Property and metamorphic tests take their place in a layered testing landscape: many fast example and unit tests pinning specific behaviors, a middle layer of property and metamorphic tests guarding the invariants the theorems guarantee, and a few slow end-to-end tests exercising the whole pipeline. The middle layer is what this chapter adds, and it is where the book’s mathematics pays a second dividend.
That dividend is the synthesis. The relations proved across the book now serve double duty — as specifications, stating what the system must compute, and as tests, checking that the implementation honors them on randomly generated inputs.

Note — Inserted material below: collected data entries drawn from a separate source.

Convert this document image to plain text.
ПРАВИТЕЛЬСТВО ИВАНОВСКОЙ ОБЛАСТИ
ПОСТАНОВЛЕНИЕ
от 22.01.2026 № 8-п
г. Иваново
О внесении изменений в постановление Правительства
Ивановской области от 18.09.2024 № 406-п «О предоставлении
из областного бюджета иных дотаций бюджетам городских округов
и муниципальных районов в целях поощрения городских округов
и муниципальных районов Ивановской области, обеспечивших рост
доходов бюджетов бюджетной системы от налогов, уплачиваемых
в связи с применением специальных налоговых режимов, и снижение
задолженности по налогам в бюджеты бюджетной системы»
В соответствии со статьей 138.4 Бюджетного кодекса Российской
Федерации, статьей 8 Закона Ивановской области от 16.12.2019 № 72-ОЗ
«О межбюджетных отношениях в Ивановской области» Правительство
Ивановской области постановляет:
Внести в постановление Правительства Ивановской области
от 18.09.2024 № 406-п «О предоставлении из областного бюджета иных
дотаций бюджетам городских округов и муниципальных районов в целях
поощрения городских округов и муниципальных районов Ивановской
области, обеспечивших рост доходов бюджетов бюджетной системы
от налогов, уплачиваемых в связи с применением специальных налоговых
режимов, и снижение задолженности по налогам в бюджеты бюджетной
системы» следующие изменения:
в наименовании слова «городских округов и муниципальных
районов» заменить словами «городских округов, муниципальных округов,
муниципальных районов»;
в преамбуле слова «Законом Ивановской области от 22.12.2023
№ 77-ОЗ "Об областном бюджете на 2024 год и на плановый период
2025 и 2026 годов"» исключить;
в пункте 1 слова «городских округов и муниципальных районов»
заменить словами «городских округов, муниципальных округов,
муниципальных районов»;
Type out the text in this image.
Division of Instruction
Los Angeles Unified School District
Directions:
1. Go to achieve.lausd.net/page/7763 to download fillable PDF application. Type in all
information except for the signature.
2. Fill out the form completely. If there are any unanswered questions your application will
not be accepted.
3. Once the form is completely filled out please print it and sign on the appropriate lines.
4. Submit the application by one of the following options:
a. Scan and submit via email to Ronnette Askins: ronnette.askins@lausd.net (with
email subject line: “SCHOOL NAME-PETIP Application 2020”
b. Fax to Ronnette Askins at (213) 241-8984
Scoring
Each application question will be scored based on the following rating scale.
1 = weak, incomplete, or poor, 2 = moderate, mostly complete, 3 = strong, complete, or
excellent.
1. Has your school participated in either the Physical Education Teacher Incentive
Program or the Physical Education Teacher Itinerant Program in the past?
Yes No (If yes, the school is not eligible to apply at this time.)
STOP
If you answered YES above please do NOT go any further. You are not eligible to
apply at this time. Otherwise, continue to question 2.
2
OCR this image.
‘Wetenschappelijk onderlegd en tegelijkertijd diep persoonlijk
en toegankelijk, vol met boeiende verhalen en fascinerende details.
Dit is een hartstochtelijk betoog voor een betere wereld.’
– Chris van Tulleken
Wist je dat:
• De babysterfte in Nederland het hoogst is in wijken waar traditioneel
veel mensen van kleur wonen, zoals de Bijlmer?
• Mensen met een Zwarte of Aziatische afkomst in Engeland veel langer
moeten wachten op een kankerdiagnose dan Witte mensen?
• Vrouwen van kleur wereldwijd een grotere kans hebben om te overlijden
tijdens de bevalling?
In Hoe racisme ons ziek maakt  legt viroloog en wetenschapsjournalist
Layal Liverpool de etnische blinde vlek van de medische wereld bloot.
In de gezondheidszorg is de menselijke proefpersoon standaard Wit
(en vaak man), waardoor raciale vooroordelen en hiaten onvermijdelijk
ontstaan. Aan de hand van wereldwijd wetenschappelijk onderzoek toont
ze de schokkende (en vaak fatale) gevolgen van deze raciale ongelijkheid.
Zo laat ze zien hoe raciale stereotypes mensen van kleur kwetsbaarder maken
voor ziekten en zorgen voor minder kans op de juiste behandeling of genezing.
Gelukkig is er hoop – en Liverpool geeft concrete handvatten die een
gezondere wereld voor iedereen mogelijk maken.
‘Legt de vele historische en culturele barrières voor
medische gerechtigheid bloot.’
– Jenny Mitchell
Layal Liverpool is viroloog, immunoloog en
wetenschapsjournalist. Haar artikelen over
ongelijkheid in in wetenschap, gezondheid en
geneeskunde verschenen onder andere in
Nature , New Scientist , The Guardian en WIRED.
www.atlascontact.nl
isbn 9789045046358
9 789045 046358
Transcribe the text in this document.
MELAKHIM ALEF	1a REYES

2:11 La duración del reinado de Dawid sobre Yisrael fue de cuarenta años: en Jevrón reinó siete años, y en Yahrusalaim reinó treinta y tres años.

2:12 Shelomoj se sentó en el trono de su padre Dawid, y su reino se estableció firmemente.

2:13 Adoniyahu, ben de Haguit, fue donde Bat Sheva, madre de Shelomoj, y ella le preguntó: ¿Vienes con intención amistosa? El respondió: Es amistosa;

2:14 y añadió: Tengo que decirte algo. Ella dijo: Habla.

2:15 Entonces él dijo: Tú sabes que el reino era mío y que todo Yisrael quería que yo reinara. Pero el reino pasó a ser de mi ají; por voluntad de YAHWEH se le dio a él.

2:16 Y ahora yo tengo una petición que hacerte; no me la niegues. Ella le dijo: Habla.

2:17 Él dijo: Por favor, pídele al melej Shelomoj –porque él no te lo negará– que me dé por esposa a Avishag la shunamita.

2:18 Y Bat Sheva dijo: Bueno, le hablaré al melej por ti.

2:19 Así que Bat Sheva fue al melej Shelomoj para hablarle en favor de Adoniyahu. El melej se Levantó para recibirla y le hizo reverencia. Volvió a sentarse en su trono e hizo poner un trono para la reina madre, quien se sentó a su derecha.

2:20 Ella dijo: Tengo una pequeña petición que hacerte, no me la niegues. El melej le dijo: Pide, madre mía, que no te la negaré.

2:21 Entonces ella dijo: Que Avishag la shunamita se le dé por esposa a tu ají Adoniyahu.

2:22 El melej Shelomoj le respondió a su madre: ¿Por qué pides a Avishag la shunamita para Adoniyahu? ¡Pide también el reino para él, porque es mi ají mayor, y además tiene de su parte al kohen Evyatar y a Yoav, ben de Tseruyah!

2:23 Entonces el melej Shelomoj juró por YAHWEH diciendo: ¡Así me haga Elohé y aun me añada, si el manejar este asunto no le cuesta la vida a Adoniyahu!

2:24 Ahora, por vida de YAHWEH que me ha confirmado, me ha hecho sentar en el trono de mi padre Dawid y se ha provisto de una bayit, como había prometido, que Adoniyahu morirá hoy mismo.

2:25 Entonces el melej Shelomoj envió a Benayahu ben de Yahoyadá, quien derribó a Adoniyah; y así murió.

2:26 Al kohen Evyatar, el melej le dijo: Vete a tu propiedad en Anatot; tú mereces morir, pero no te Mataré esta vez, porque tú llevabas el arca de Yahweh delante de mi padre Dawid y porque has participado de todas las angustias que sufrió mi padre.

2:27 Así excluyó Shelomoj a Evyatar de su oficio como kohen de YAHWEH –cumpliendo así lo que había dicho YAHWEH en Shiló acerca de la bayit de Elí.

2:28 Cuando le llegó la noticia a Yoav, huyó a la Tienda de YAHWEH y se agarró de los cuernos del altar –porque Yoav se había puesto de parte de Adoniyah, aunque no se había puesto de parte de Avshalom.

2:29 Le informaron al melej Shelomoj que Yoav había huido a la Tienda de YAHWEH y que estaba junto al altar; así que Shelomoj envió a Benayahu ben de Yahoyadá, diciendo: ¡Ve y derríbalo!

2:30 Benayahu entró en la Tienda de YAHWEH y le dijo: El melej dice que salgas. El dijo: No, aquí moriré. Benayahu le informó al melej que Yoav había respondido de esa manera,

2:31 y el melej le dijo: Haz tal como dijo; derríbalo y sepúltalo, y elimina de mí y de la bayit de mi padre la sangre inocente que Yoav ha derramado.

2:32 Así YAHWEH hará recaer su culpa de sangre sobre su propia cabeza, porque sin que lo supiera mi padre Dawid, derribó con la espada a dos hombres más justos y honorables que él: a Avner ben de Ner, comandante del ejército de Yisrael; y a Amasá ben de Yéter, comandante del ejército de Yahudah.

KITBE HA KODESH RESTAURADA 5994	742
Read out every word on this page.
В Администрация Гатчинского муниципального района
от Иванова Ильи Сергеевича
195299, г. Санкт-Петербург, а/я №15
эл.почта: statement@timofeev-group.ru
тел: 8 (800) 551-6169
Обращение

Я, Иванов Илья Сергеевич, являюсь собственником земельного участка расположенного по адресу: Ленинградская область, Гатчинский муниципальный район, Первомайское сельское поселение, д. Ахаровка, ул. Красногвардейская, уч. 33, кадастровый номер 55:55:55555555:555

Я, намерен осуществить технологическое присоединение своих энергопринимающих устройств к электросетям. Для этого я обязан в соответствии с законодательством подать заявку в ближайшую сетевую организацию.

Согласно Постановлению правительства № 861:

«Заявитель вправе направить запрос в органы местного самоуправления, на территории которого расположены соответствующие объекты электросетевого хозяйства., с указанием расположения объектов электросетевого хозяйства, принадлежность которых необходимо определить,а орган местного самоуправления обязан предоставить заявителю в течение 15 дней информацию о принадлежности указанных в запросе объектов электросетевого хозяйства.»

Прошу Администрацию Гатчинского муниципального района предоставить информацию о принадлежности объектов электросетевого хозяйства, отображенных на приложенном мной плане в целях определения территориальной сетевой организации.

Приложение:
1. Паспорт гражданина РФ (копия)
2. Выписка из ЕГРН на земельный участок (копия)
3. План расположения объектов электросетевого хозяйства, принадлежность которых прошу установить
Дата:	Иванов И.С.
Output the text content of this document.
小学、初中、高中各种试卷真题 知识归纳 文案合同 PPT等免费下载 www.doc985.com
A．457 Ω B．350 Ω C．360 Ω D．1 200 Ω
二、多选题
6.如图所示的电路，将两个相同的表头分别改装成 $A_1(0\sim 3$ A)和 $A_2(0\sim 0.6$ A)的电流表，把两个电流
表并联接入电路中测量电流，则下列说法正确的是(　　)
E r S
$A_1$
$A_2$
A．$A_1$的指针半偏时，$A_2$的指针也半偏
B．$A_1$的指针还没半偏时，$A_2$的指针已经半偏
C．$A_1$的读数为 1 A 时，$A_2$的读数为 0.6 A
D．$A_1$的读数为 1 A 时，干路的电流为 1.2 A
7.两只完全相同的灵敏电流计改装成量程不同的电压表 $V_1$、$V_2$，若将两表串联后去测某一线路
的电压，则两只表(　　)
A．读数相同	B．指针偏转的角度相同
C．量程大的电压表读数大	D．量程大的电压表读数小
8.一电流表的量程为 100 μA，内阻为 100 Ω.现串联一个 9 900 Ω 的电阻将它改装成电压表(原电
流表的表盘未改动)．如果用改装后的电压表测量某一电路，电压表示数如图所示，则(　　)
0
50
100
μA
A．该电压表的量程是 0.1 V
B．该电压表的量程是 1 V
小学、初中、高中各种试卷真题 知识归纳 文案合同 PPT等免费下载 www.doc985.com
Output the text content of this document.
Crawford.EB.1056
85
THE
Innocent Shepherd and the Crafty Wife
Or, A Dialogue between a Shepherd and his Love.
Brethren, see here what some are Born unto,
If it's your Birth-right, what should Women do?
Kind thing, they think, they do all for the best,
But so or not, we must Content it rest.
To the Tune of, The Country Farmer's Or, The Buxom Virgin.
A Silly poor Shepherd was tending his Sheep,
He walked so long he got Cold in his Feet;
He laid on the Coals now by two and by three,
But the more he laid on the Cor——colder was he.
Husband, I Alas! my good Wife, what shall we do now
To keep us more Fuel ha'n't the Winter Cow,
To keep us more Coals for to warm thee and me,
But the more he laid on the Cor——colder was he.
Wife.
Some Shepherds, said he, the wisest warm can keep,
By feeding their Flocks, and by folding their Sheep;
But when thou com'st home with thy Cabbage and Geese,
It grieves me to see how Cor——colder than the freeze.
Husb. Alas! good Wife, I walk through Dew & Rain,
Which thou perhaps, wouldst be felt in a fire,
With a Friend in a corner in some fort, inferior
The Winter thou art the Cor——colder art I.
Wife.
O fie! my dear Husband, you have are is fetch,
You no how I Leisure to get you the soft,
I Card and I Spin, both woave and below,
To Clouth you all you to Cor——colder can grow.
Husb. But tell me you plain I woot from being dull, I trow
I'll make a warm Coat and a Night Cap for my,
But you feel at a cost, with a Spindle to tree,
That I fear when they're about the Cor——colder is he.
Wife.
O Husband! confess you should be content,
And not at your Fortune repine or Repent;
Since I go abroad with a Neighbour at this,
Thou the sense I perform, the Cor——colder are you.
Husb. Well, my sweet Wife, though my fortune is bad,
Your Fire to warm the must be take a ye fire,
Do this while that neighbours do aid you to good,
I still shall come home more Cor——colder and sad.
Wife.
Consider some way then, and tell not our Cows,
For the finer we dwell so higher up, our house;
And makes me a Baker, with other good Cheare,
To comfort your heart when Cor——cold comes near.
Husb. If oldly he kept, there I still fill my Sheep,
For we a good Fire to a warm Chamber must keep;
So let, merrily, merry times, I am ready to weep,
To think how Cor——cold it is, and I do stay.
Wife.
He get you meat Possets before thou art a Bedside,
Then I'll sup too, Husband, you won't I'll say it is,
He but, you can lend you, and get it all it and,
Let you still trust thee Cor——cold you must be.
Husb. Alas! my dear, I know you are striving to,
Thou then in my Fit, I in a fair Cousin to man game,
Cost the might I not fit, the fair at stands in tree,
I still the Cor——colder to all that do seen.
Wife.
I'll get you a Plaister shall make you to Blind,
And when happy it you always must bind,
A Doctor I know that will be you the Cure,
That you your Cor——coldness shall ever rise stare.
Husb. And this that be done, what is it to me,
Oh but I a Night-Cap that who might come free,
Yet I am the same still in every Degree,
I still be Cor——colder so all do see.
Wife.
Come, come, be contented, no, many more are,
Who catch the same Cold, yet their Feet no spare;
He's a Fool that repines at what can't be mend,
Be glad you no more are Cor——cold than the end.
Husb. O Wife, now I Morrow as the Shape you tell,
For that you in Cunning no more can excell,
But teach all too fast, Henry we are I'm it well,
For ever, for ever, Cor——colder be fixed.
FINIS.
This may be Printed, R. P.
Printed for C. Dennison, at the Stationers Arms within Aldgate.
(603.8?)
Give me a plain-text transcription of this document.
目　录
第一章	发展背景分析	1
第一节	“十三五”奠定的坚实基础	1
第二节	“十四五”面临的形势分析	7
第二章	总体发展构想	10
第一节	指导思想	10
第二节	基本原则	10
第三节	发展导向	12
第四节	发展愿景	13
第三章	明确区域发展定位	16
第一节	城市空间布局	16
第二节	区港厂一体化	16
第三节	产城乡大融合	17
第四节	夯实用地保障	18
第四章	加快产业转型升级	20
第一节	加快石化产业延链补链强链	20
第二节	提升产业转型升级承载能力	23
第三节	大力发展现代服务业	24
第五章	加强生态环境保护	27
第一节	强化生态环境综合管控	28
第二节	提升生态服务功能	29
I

Part VII therefore closes with the MMM system not merely built correctly in finite precision (Chapter 23), structured into a sound architecture (Chapter 24), and stored durably (Chapter 25), but verified to honor its own theorems. Chapter 27 takes the whole calibration–optimization system and exercises it end to end.
Worked Examples
WE2 — How many random cases? the detection probability in numbers
The dedup bug surfaces only when a generated log happens to contain a duplicate — say a fraction p = 0.05 of randomly generated logs, reflecting how often an at-least-once stream redelivers an event. A single example test built from distinct events sits forever in the 95\% of inputs that miss the defect and never catches it. A campaign of N = 100 random property checks, by contrast, catches it with probability
1 - 0.95^{100} \approx 0.994.
For a rarer defect with failing fraction p = 0.01, reaching 99\% confidence (\delta = 0.01) requires
N \;\ge\; \frac{\ln(100)}{0.01} \approx 461
random cases. The sample-size rule converts a desired confidence directly into a test budget: pick the bug rarity you want to guard against and the confidence you need, and read off the number of cases.
WE3 — A flaky Monte-Carlo test, and how to size it
Suppose the Chapter 22 EVPI is estimated by Monte Carlo with n draws, so the estimate carries a standard error of about \sigma/\sqrt{n}. A regression test that asserts the estimate is within a tolerance \texttt{tol} of a target EVPI will pass or fail at random — it is flaky — whenever
\texttt{tol} \;<\; \frac{3\sigma}{\sqrt{n}},
because the estimator’s own noise exceeds the tolerance. With \sigma \approx 0.5 and n = 10^4 the standard error is 0.005, so a tolerance of 0.002 flakes — it is tighter than the noise — while 0.02 is safe. The alternative is to shrink the noise: raising n tightens \sigma/\sqrt{n} until the desired tolerance becomes safe. Fixing the seed makes one run deterministic, but the principled fix is to size n and \texttt{tol} to each other.